In most countries, all pledges from leaders are supposed to assist everyone irrespective of their religion, caste, or background. When a villager asks for a basic need, such as a good road, it’s a reflection of the everyday struggles of average people. Roads are pathways, but they’re also lifelines that link people to schools, hospitals, markets and opportunities. The condition is a real issue in discrimination when it comes to a request made to be granted in the religious context. Suvendhu Adhikari allegedly told the villagers that the only way he could fulfill the promises he made to them was if they were to change their religion and separate Hindus from Muslims, revealing the dangers of divided communities. It’s more than one road — it is really all about fairness, equality and the dignity of the individual citizen.
The villager’s demand was straightforward: a proper road. Roads are fundamental infrastructure, and every government aspires to deliver it. They are representations of development, progress, and the people's needs. When citizens remind leaders of promises, it is not an act of confrontation but an imperative for accountability. The villager is not isolated as she articulates many others waiting for a promise to be fulfilled.
Villager: Sir we want a proper road, you promised earlier.

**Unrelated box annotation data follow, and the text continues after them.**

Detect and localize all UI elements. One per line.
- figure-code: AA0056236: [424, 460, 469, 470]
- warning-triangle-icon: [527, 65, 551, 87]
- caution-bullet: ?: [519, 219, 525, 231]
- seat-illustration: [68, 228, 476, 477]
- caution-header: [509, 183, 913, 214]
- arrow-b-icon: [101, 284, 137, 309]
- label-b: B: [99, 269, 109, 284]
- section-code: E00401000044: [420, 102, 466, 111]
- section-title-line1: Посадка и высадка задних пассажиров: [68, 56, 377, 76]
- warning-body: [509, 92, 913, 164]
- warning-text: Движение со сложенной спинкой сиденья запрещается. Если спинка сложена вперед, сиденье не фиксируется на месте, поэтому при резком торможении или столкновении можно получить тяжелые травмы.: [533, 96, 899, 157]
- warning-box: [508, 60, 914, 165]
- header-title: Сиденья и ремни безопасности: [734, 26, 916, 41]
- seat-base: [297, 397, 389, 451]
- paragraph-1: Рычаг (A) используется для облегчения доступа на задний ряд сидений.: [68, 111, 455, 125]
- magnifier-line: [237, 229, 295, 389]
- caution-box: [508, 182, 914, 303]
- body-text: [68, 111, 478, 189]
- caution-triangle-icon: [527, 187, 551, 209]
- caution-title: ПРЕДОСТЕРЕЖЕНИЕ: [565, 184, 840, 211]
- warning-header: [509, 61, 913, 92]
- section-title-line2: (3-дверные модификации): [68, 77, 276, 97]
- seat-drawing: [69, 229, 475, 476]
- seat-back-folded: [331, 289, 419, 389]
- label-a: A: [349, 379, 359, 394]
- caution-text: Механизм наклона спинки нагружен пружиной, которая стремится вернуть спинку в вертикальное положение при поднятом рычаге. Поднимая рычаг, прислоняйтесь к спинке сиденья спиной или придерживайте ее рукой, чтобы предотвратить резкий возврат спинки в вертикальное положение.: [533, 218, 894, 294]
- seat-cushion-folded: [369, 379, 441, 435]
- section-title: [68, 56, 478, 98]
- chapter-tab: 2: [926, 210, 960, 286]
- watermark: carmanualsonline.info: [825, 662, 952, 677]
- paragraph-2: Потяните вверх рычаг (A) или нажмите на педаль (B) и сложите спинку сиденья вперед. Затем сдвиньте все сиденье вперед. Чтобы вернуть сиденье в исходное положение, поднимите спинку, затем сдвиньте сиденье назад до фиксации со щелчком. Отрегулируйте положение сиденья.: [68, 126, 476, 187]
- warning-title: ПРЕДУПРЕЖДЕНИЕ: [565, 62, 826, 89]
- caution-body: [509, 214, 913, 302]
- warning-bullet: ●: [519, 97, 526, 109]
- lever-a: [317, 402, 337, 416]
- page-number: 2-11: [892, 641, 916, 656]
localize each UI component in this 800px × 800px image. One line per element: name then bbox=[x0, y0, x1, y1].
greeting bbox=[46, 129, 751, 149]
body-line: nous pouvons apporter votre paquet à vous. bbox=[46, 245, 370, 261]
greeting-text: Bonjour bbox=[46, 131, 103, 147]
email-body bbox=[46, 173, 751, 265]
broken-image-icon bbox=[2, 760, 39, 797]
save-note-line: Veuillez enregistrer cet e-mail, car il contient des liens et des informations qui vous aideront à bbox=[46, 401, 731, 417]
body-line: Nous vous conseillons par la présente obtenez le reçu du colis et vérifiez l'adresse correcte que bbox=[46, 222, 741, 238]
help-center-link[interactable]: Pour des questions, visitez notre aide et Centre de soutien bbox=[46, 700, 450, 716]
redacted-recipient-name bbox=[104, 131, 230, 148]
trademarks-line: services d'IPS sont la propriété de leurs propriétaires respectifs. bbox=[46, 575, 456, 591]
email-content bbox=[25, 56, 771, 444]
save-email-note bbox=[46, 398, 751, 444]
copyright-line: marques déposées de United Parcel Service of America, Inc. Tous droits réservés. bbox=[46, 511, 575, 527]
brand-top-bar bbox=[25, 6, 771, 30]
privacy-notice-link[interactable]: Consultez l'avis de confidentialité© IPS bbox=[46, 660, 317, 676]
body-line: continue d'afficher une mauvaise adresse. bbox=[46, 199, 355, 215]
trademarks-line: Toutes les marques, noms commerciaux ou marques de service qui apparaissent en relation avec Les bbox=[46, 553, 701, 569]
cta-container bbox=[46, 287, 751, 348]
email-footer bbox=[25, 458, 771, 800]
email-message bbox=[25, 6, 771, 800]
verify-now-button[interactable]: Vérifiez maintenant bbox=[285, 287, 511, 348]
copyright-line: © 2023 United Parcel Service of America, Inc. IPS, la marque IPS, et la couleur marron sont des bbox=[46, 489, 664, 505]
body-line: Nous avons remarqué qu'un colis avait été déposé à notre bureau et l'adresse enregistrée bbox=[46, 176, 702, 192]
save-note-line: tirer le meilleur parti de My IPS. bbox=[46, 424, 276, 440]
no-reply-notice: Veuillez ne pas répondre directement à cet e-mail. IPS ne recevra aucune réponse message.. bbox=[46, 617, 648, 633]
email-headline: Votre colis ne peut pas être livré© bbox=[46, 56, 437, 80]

— Nehr_who? (@Nher_who) January 31, 2026
Suvendhu Adhikari: I will only work when you change your religion and Hindu and Muslims are separated
Peak discrimination and Muslim Apartheid at display. pic.twitter.com/RyxEBgfcCi
The response from Suvendhu Adhikari, who was reported linking development work to religion, reveals how discrimination can pervade public life. In saying that he would only work if communities changed their religion and separated Hindus from Muslims, the message conveyed was one of division. This is not just unfair; it is pernicious. That basic rights and services are conditional, dependent on identity, and not citizenship. These types of statements sow fear and mistrust. They demonstrate that people’s access to development isn’t a matter of need or justice, but rather, whether they’re members of a “right” group. This is an apartheid mentality; one community is considered less worthy than another.

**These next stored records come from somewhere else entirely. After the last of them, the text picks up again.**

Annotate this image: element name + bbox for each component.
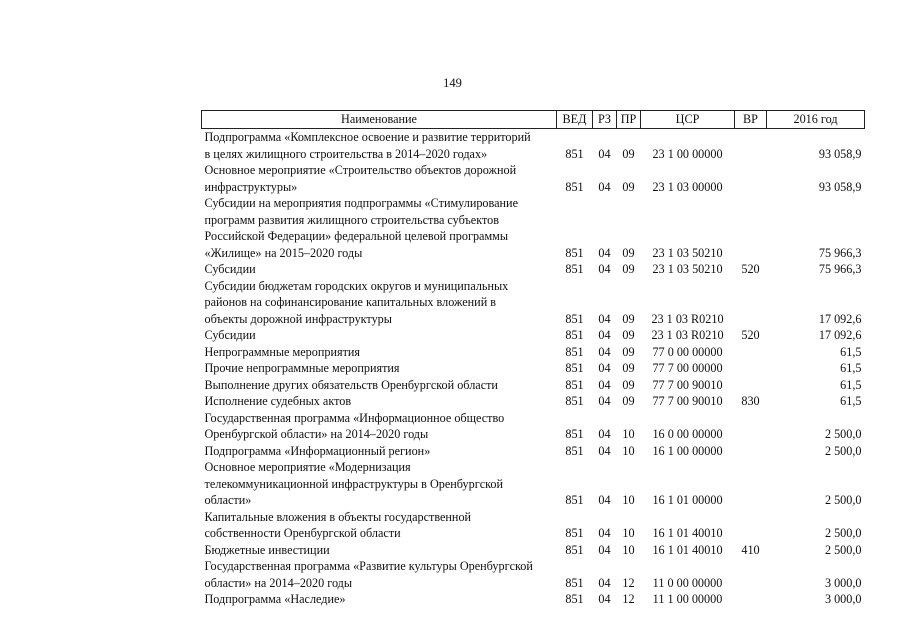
cell-pr: 09 (622, 245, 635, 260)
cell-amount: 75 966,3 (818, 245, 862, 260)
cell-name: Основное мероприятие «Строительство объектов дорожной инфраструктуры» (204, 163, 517, 194)
cell-vr (735, 278, 767, 328)
cell-rz: 04 (598, 146, 611, 161)
cell-name: Непрограммные мероприятия (204, 344, 361, 359)
cell-csr: 23 1 03 00000 (652, 179, 723, 194)
table-row (202, 459, 865, 509)
cell-amount: 2 500,0 (824, 542, 862, 557)
cell-vr (735, 410, 767, 443)
cell-vr (735, 377, 767, 394)
cell-ved: 851 (565, 575, 584, 590)
cell-ved: 851 (565, 526, 584, 540)
cell-name: Субсидии (204, 262, 256, 276)
cell-vr (735, 344, 767, 361)
cell-name: Подпрограмма «Комплексное освоение и развитие территорий в целях жилищного строительства в 2014–2020 годах» (204, 130, 531, 161)
cell-csr: 77 7 00 90010 (652, 377, 723, 392)
header-csr: ЦСР (641, 111, 735, 129)
cell-amount: 3 000,0 (824, 592, 862, 606)
table-row (202, 509, 865, 542)
table-row (202, 558, 865, 591)
table-row (202, 393, 865, 410)
cell-rz: 04 (598, 575, 611, 590)
cell-ved: 851 (565, 262, 584, 276)
cell-vr (735, 459, 767, 509)
cell-name: Государственная программа «Развитие культуры Оренбургской области» на 2014–2020 годы (204, 559, 533, 590)
cell-amount: 61,5 (840, 361, 862, 375)
cell-amount: 3 000,0 (824, 575, 862, 590)
cell-rz: 04 (598, 311, 611, 326)
cell-pr: 09 (622, 328, 635, 342)
cell-ved: 851 (565, 394, 584, 408)
cell-pr: 10 (622, 526, 635, 540)
cell-name: Исполнение судебных актов (204, 394, 352, 408)
cell-amount: 61,5 (840, 394, 862, 408)
cell-amount: 75 966,3 (818, 262, 862, 276)
cell-amount: 61,5 (840, 377, 862, 392)
cell-vr (735, 360, 767, 377)
table-row (202, 162, 865, 195)
cell-name: Субсидии бюджетам городских округов и муниципальных районов на софинансирование капитальных вложений в объекты дорожной инфраструктуры (204, 278, 509, 326)
cell-ved: 851 (565, 443, 584, 458)
cell-amount: 17 092,6 (818, 311, 862, 326)
table-row (202, 344, 865, 361)
cell-pr: 09 (622, 394, 635, 408)
cell-ved: 851 (565, 542, 584, 557)
cell-ved: 851 (565, 592, 584, 606)
header-pr: ПР (617, 111, 641, 129)
cell-csr: 16 1 01 40010 (652, 542, 723, 557)
cell-rz: 04 (598, 542, 611, 557)
cell-csr: 77 0 00 00000 (652, 344, 723, 359)
header-amount: 2016 год (767, 111, 865, 129)
cell-amount: 17 092,6 (818, 328, 862, 342)
header-row (202, 111, 865, 129)
cell-pr: 09 (622, 146, 635, 161)
cell-ved: 851 (565, 427, 584, 441)
cell-vr: 520 (741, 328, 760, 342)
cell-pr: 09 (622, 344, 635, 359)
cell-name: Капитальные вложения в объекты государственной собственности Оренбургской области (204, 509, 472, 540)
cell-pr: 09 (622, 179, 635, 194)
cell-csr: 16 0 00 00000 (652, 427, 723, 441)
cell-csr: 23 1 00 00000 (652, 146, 723, 161)
cell-amount: 2 500,0 (824, 427, 862, 441)
cell-amount: 2 500,0 (824, 443, 862, 458)
cell-vr (735, 162, 767, 195)
cell-pr: 09 (622, 311, 635, 326)
cell-pr: 10 (622, 493, 635, 507)
cell-ved: 851 (565, 146, 584, 161)
table-row (202, 261, 865, 278)
cell-rz: 04 (598, 262, 611, 276)
cell-pr: 09 (622, 361, 635, 375)
cell-vr (735, 591, 767, 608)
cell-pr: 12 (622, 575, 635, 590)
cell-name: Подпрограмма «Наследие» (204, 592, 346, 606)
cell-ved: 851 (565, 179, 584, 194)
cell-pr: 09 (622, 262, 635, 276)
cell-name: Основное мероприятие «Модернизация телекоммуникационной инфраструктуры в Оренбургской области» (204, 460, 504, 507)
cell-pr: 10 (622, 443, 635, 458)
cell-rz: 04 (598, 493, 611, 507)
cell-csr: 16 1 01 40010 (652, 526, 723, 540)
cell-rz: 04 (598, 377, 611, 392)
page-number: 149 (443, 76, 462, 90)
cell-csr: 16 1 00 00000 (652, 443, 723, 458)
cell-vr: 410 (741, 542, 760, 557)
cell-rz: 04 (598, 344, 611, 359)
cell-ved: 851 (565, 328, 584, 342)
cell-name: Субсидии (204, 328, 256, 342)
cell-rz: 04 (598, 592, 611, 606)
table-row (202, 360, 865, 377)
cell-csr: 23 1 03 R0210 (651, 328, 724, 342)
budget-table (201, 110, 865, 608)
cell-csr: 77 7 00 90010 (652, 394, 723, 408)
cell-rz: 04 (598, 245, 611, 260)
cell-rz: 04 (598, 394, 611, 408)
table-row (202, 410, 865, 443)
cell-vr (735, 558, 767, 591)
cell-name: Подпрограмма «Информационный регион» (204, 443, 431, 458)
cell-pr: 12 (622, 592, 635, 606)
header-rz: РЗ (593, 111, 617, 129)
cell-ved: 851 (565, 493, 584, 507)
table-row (202, 278, 865, 328)
table-row (202, 327, 865, 344)
table-row (202, 377, 865, 394)
header-vr: ВР (735, 111, 767, 129)
cell-amount: 93 058,9 (818, 179, 862, 194)
cell-ved: 851 (565, 311, 584, 326)
header-name: Наименование (202, 111, 557, 129)
cell-csr: 11 1 00 00000 (652, 592, 723, 606)
cell-pr: 09 (622, 377, 635, 392)
cell-vr: 520 (741, 262, 760, 276)
table-row (202, 195, 865, 261)
cell-vr (735, 129, 767, 163)
cell-vr (735, 195, 767, 261)
cell-amount: 2 500,0 (824, 526, 862, 540)
cell-rz: 04 (598, 361, 611, 375)
cell-name: Государственная программа «Информационное общество Оренбургской области» на 2014–2020 годы (204, 410, 505, 441)
cell-vr (735, 509, 767, 542)
cell-pr: 10 (622, 427, 635, 441)
cell-csr: 77 7 00 00000 (652, 361, 723, 375)
cell-name: Бюджетные инвестиции (204, 542, 330, 557)
cell-rz: 04 (598, 526, 611, 540)
cell-amount: 61,5 (840, 344, 862, 359)
cell-csr: 23 1 03 50210 (652, 262, 723, 276)
cell-csr: 23 1 03 R0210 (651, 311, 724, 326)
table-row (202, 443, 865, 460)
table-row (202, 129, 865, 163)
cell-amount: 93 058,9 (818, 146, 862, 161)
cell-csr: 11 0 00 00000 (652, 575, 723, 590)
table-body (202, 129, 865, 608)
cell-rz: 04 (598, 443, 611, 458)
cell-csr: 23 1 03 50210 (652, 245, 723, 260)
cell-vr: 830 (741, 394, 760, 408)
cell-amount: 2 500,0 (824, 493, 862, 507)
cell-csr: 16 1 01 00000 (652, 493, 723, 507)
cell-ved: 851 (565, 245, 584, 260)
cell-vr (735, 443, 767, 460)
header-ved: ВЕД (557, 111, 593, 129)
cell-name: Выполнение других обязательств Оренбургской области (204, 377, 498, 392)
table-row (202, 591, 865, 608)
cell-ved: 851 (565, 377, 584, 392)
cell-ved: 851 (565, 344, 584, 359)
cell-name: Прочие непрограммные мероприятия (204, 361, 400, 375)
cell-ved: 851 (565, 361, 584, 375)
cell-pr: 10 (622, 542, 635, 557)
cell-rz: 04 (598, 179, 611, 194)
cell-name: Субсидии на мероприятия подпрограммы «Стимулирование программ развития жилищного строительства субъектов Российской Федерации» федеральной целевой программы «Жилище» на 2015–2020 годы (204, 196, 518, 260)
cell-rz: 04 (598, 328, 611, 342)
cell-rz: 04 (598, 427, 611, 441)
table-row (202, 542, 865, 559)
table-header (202, 111, 865, 129)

The impact of discrimination in public promises is long-lasting.
- Social Division: It creates more division in our communities and creates unsafe and unwelcome conditions for everyone.
- Loss of Trust: People lose trust in leaders who are meant to serve the community on all equal terms.

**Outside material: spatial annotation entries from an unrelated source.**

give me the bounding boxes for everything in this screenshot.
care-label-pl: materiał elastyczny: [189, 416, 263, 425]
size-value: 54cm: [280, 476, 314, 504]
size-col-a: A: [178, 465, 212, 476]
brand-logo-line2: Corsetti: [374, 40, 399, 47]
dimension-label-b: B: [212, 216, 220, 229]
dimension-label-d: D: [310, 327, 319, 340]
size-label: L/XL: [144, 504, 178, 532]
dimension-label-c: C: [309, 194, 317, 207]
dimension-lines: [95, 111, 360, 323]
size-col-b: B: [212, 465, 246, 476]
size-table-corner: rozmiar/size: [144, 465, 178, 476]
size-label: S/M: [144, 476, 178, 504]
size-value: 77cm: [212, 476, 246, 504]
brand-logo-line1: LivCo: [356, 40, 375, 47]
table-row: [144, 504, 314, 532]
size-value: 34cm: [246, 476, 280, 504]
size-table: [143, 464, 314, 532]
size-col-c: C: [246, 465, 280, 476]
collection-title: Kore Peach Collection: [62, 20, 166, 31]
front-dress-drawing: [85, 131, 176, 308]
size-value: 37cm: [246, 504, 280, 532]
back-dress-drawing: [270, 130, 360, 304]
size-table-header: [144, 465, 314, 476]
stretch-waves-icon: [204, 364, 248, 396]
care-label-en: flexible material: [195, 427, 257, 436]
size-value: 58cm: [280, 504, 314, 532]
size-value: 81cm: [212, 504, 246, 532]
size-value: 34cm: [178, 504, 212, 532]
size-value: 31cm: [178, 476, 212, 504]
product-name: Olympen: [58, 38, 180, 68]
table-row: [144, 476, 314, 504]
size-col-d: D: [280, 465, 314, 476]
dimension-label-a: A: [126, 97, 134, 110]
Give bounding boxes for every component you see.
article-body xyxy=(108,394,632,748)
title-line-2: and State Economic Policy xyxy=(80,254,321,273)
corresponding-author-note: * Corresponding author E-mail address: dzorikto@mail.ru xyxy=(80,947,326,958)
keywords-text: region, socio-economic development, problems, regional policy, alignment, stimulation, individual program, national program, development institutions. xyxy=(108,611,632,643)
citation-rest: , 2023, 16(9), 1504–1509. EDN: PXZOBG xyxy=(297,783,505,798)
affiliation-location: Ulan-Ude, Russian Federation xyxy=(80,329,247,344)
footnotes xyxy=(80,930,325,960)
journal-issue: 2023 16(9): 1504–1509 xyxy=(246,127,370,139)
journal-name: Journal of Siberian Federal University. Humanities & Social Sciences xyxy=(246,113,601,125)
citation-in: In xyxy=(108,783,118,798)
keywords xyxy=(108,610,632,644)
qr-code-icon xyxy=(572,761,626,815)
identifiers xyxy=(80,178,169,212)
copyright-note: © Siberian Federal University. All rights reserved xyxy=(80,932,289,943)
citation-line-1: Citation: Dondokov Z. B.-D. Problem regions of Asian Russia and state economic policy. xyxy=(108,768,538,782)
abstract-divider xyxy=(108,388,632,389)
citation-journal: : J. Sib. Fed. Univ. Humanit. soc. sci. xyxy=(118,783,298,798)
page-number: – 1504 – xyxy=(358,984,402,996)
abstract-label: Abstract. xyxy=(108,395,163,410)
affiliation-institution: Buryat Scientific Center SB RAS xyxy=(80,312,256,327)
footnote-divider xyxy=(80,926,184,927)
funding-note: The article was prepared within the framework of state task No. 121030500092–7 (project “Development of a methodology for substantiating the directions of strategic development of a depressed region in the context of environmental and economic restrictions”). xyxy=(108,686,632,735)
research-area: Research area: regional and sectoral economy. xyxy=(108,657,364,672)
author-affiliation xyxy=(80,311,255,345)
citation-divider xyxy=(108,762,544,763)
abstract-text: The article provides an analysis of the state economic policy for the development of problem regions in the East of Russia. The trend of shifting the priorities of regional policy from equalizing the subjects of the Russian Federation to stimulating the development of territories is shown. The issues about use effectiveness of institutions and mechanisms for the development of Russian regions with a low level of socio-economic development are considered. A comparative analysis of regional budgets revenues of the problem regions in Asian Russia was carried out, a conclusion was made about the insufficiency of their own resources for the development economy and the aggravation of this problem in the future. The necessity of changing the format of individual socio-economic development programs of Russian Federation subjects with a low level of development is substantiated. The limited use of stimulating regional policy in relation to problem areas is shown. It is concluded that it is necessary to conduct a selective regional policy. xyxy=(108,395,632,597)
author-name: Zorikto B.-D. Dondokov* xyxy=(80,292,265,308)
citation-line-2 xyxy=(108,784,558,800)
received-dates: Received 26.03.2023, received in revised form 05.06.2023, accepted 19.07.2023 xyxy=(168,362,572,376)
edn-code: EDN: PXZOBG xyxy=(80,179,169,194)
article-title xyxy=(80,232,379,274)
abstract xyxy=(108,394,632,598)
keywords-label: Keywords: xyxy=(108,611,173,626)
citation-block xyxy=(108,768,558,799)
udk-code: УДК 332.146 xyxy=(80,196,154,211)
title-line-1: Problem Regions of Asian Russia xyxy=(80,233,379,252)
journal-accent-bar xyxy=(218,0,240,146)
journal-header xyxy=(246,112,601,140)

- Development Delays: Blockade of building projects, such as roads, with bias leads to entire villages being delayed. But children have trouble getting to schools, patients can’t make it to hospitals or farmers can’t get their supplies down.
- Human Dignity: Every citizen deserves respect. If development is tied to religion, people’s dignity and basic rights are robbed.
Democracy is built on equality. Great leaders are elected to serve all, not a section of society. Promises must be fulfilled with no discrimination. Schools, roads, and hospitals are not free gifts—they are rights. Citizens pay their taxes, contribute to society, and deserve human rights. Religion should never be a prerequisite for development. Hindus, Muslims, Christians, Sikhs, and members of all faiths share the same land and breathe the same air and walk the same roads. It is undermining the nation as a whole to section them apart.
We learn a few key things from the incident:
- Accountability: Leaders need to answer for their pledges.
- Unity: Communities should never be divided.
- Awareness: Citizens should know discrimination exists and speak out against it.
- Justice: Development must be about need, not identity.
A mere request for access to an appropriate highway was a natural and fair demand. The answer that anchored development to religion was also discriminatory, and dangerous. It is a reflection of peak discrimination and apartheid culture when one community is denied the same rights that all others enjoy. We can't hold people with this mindset because they run counter to the principles of equality, fairness and humanity. Progress is an effort not only to build roads—it is an achievement built on fairness, a vision built on unity and on dignity. And leaders need to elevate themselves from division into an egalitarian way of serving all citizens. Only then can promises really deliver development and hope to every aspect of society.